Statistics 507, Fall 2021

Instructions

Complete all questions of the assignment below and submit to Canvas by the due date. Remember, if you are using late days you should submit a draft of the assignment by the due date and leave a comment indicating how many late days you want to use. You may not use late days to extend this assignment past 3:30pm on Monday December 13.

For this problem set, you should submit source code as plain text shell and python script, and a jupyter notebook with the output / answers requested for each question. Use Jupytext to associate the jupyter notebook with a markdown .md source file.

Questions on this problem set may ask you to use concepts or ideas that have not been discussed in class. One of the goals of these assignments is to help you learn to be independent, read documentation, and otherwise make reasonable decisions about how to analyze and present data, code, or other data science material.

You may discuss the problem set and its solution with your peers, but you are required to work independently on the files to be submitted and to submit your own original work. If you use or closely follow patterns or code from sources other than the course notes or texts you should cite the source.

In addition to the content of your submission, you will be graded on the quality of your source code and the professionalism of your notebook file.

Maintain a consistent and literate style in your scripts and work to make your notebook look professional and well polished. Follow all style rules from previous problem sets.

Question 0 - Slurm [20 points]

In this question you will write a Slurm script and use Great Lakes to compute the cross-validated MSE for one of your Random Forest or Gradient Boosted Tree models from problem set 7.

Using the superconductivity data and either your best performing Random Forest or model or your best performing Gradient Boosted Tree model from problem set 7, write a Python script to compute the 10-fold cross validation error for your chosen model in parallel using 5 sub-processes. The Python script should be written to run in batch mode.

If you didn’t previously divide data into test, validation, and 10 training folds based on unique materials (see unique_m.csv), redo the data splitting so that materials (rather than rows) are randomized among training folds and the validation and test sets.

Write an associated Slurm shell script to run your multiple process job using 5-6 cores and run the job using the course allocation. Include this Slurm script in your submission.

After running the job using Slurm, use the following command to report usage information: sacct --format="JobID,NCPUS,Elapsed,CPUTime,TotalCPU". Include the output in your notebook.

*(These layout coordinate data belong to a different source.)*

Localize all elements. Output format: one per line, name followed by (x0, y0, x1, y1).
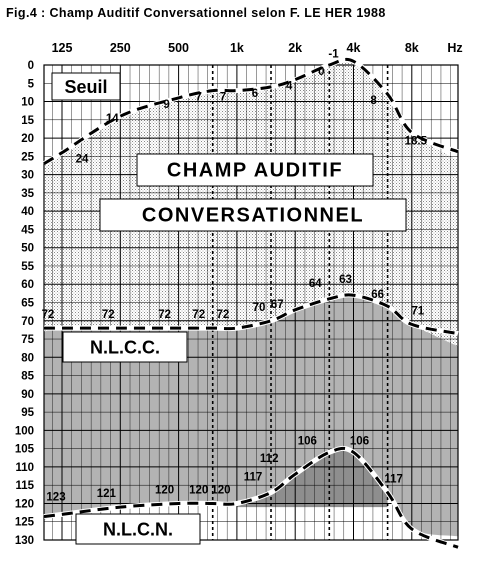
y-tick-label: 25 (21, 151, 34, 163)
x-tick-label: 250 (110, 41, 131, 55)
seuil-point-label: 7 (196, 92, 202, 104)
nlcc-point-label: 71 (411, 305, 424, 317)
plot-frame (43, 64, 459, 541)
seuil-point-label: 0 (318, 66, 324, 78)
x-tick-labels: 125 250 500 1k 2k 4k 8k Hz (52, 41, 463, 55)
curve-lines (42, 56, 459, 550)
seuil-point-label: 9 (163, 99, 169, 111)
nlcc-point-label: 70 (253, 302, 266, 314)
y-tick-label: 120 (15, 498, 34, 510)
nlcn-label-box (75, 513, 201, 545)
nlcc-point-label: 72 (158, 309, 171, 321)
nlcc-point-label: 72 (102, 309, 115, 321)
seuil-point-label: -1 (328, 48, 339, 60)
nlcn-label: N.L.C.N. (103, 520, 173, 540)
y-tick-label: 70 (21, 316, 34, 328)
nlcc-point-label: 66 (371, 289, 384, 301)
y-tick-label: 85 (21, 371, 34, 383)
seuil-point-label: 4 (286, 81, 293, 93)
y-tick-label: 10 (21, 97, 34, 109)
x-tick-label: 4k (347, 41, 361, 55)
nlcn-point-label: 112 (260, 453, 279, 465)
nlcc-label-box (62, 331, 188, 363)
seuil-label-box (51, 72, 121, 101)
y-tick-label: 20 (21, 133, 34, 145)
y-tick-label: 80 (21, 352, 34, 364)
y-tick-label: 115 (15, 480, 34, 492)
y-tick-label: 35 (21, 188, 34, 200)
seuil-point-label: 6 (252, 88, 258, 100)
nlcc-point-label: 72 (192, 309, 205, 321)
nlcc-label: N.L.C.C. (90, 338, 160, 358)
seuil-point-label: 8 (370, 95, 377, 107)
y-tick-label: 30 (21, 170, 34, 182)
y-tick-labels: 0 5 10 15 20 25 30 35 40 45 50 55 60 65 70 75 80 85 90 95 10… (15, 60, 35, 547)
x-tick-label: 125 (52, 41, 73, 55)
seuil-point-label: 24 (76, 154, 89, 166)
nlcn-point-label: 120 (155, 484, 174, 496)
region-label-boxes: Seuil N.L.C.C. N.L.C.N. CHAMP AUDITIF CONVER… (51, 72, 407, 545)
grid-lines (43, 64, 459, 541)
y-tick-label: 130 (15, 535, 34, 547)
region-label-2: CONVERSATIONNEL (142, 205, 364, 227)
seuil-curve (43, 57, 459, 165)
x-tick-label: 2k (288, 41, 302, 55)
x-tick-label: 500 (168, 41, 189, 55)
chart-title: Fig.4 : Champ Auditif Conversationnel se… (6, 6, 386, 20)
y-tick-label: 5 (28, 78, 35, 90)
y-tick-label: 95 (21, 407, 34, 419)
y-tick-label: 40 (21, 206, 34, 218)
seuil-point-label: 7 (220, 92, 226, 104)
hearing-area-fills (44, 59, 458, 541)
x-tick-label: 1k (230, 41, 244, 55)
y-tick-label: 15 (21, 115, 34, 127)
nlcn-point-label: 106 (298, 435, 317, 447)
nlcc-point-label: 72 (42, 309, 55, 321)
y-tick-label: 100 (15, 425, 34, 437)
nlcc-point-label: 63 (339, 274, 352, 286)
region-label-1-box (136, 153, 374, 187)
nlcn-point-label: 120 (211, 484, 230, 496)
seuil-label: Seuil (64, 77, 107, 97)
y-tick-label: 55 (21, 261, 34, 273)
seuil-point-label: 18.5 (405, 136, 428, 148)
y-tick-label: 50 (21, 243, 34, 255)
y-tick-label: 125 (15, 517, 35, 529)
nlcc-point-label: 64 (309, 278, 322, 290)
x-tick-label: 8k (405, 41, 419, 55)
region-label-2-box (99, 198, 407, 232)
seuil-point-label: 14 (106, 113, 119, 125)
nlcn-point-label: 123 (46, 491, 65, 503)
nlcn-point-label: 120 (189, 484, 208, 496)
y-tick-label: 0 (28, 60, 34, 72)
nlcn-point-label: 121 (97, 488, 117, 500)
region-label-1: CHAMP AUDITIF (167, 160, 343, 182)
nlcn-point-label: 117 (244, 472, 263, 484)
y-tick-label: 75 (21, 334, 34, 346)
y-tick-label: 90 (21, 389, 34, 401)
nlcc-point-label: 67 (271, 299, 284, 311)
nlcn-curve (43, 446, 459, 549)
y-tick-label: 60 (21, 279, 34, 291)
y-tick-label: 105 (15, 444, 35, 456)
y-tick-label: 110 (15, 462, 34, 474)
y-tick-label: 45 (21, 224, 34, 236)
x-unit-label: Hz (447, 41, 462, 55)
y-tick-label: 65 (21, 298, 34, 310)
nlcn-point-label: 106 (350, 435, 369, 447)
nlcc-point-label: 72 (217, 309, 230, 321)
nlcc-curve (44, 293, 459, 336)
nlcn-point-label: 117 (384, 474, 403, 486)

Here is an example of the output from the run-mp_isolet.sh demo:

$ sacct --format="JobID,NCPUS,Elapsed,CPUTime,TotalCPU,SystemCPU"
       JobID      NCPUS    Elapsed    CPUTime   TotalCPU 
------------ ---------- ---------- ---------- ---------- 
29287742              4   00:00:25   00:01:40  00:52.121

Question 1 - Tensorflow and Keras [50 points]

In this question you will use Tensorflow and Keras to train deep neural network models using the 80% training sample from question 0. You will then compare these models using the 10% validation sample.

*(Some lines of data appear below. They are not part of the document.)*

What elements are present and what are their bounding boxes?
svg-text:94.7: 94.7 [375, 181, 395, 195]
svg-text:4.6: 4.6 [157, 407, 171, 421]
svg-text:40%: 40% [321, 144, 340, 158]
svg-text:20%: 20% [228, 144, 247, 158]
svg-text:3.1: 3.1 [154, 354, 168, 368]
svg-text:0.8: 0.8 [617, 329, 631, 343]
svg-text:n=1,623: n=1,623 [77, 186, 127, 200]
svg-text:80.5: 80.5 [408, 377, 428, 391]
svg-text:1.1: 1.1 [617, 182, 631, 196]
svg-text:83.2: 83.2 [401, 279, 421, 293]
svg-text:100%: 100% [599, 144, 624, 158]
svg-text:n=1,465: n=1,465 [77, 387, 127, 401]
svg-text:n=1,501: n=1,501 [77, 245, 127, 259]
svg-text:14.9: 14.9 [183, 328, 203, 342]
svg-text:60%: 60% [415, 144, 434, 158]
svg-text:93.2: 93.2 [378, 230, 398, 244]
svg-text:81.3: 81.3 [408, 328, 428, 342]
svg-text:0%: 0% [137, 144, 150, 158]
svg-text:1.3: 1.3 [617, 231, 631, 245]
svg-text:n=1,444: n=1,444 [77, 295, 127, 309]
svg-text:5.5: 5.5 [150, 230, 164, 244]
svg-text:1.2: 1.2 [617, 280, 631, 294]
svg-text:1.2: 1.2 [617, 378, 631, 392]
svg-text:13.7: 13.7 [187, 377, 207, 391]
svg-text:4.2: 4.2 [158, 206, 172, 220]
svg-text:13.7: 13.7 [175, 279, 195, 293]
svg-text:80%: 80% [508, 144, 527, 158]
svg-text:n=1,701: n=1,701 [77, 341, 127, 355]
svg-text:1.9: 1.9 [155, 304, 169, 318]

Use the same data partition as for question 0. As stated above, if you didn’t previously divide data into test, validation, and 10 training folds based on unique materials (see unique_m.csv), redo the data splitting so that materials (rather than rows) are randomized among training folds and the validation and test sets.

part a [40 points]

Train a series of deep neural network regression models to predict the critical temperature from the superconductivity dataset. Train a minimum of 5 models meeting the following conditions:

at least one model has 3 hidden layers,
at least one model has 1-2 hidden layers,
at least one model uses \(L_1\) or \(L_2\) regularization,
at least one model uses dropout,
all models should use MSE or its equivalent as the loss function.

All other details about model architecture are up to you. You may consider more than 5 models, but 5 is the minimum requirement.

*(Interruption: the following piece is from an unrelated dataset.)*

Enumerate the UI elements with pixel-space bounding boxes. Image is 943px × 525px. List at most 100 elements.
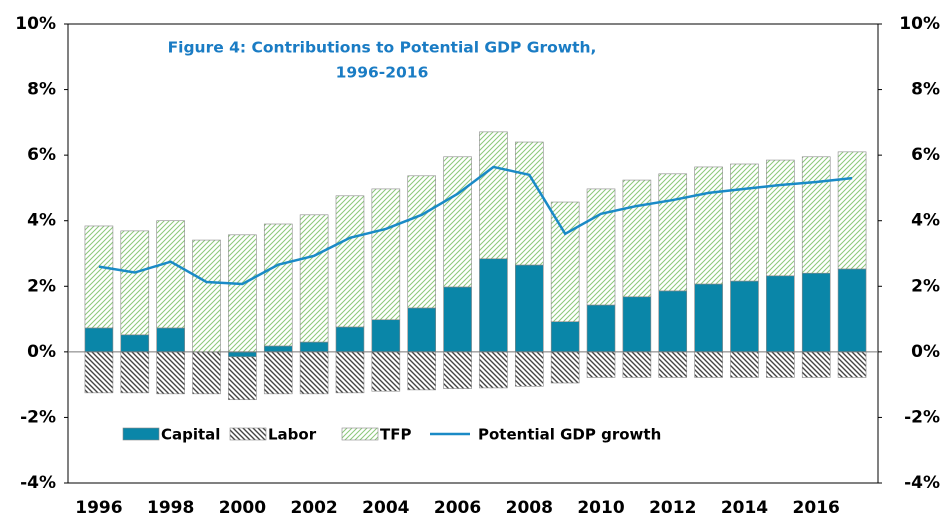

Compare your models using the 10% validation set and select the best performing model.

part b [10 points]

Compute and report the MSE on the test dataset for the best performing model from part a.

Question 2 - PySpark and hdfs [30 points]

In this question you will use PySpark on the Cavium-ThunderX cluster to compute descriptive statistics from a collection of data files.

The following files should be readable to you in the Cavium hdfs file system at /user/jbhender/stats507/:

user_key.csv - is a two-column table with columns user containing student unique names and key containing associated keys used for identifying ownership in the other tables. A user may be associated with more than 1 key.
triangles.csv - is a 4-column table with columns triangle_id, key, base, and height. The key column can be used to join against user_key.csv to identify users; base and height can be used to compute area.
rectangles.csv - is a 4-column table with columns rectangle_id, key, length, and width. The key column can be used to join against user_key.csv to identify users; length and width can be used to compute area.

Check access permissions to these files using the following from your Cavium home directory:

hdfs dfs -ls /user/jbhender/stats507/

Use these files to compute the following quantities related to the shapes assigned to you:

the total numbers of triangles and (separately) rectangles assigned to you,
the total area of the triangles and (separately) rectangles assigned to you,
the mean areas of your triangles and rectangles.

Submit a Python script that computes these quantities using PySpark and saves them to a csv file, ps8_q2_<email>_results.csv replacing <email> with your UM unique name. Use this file to create a table or results in your notebook.

You may use either SQL or DataFrame methods for the computations.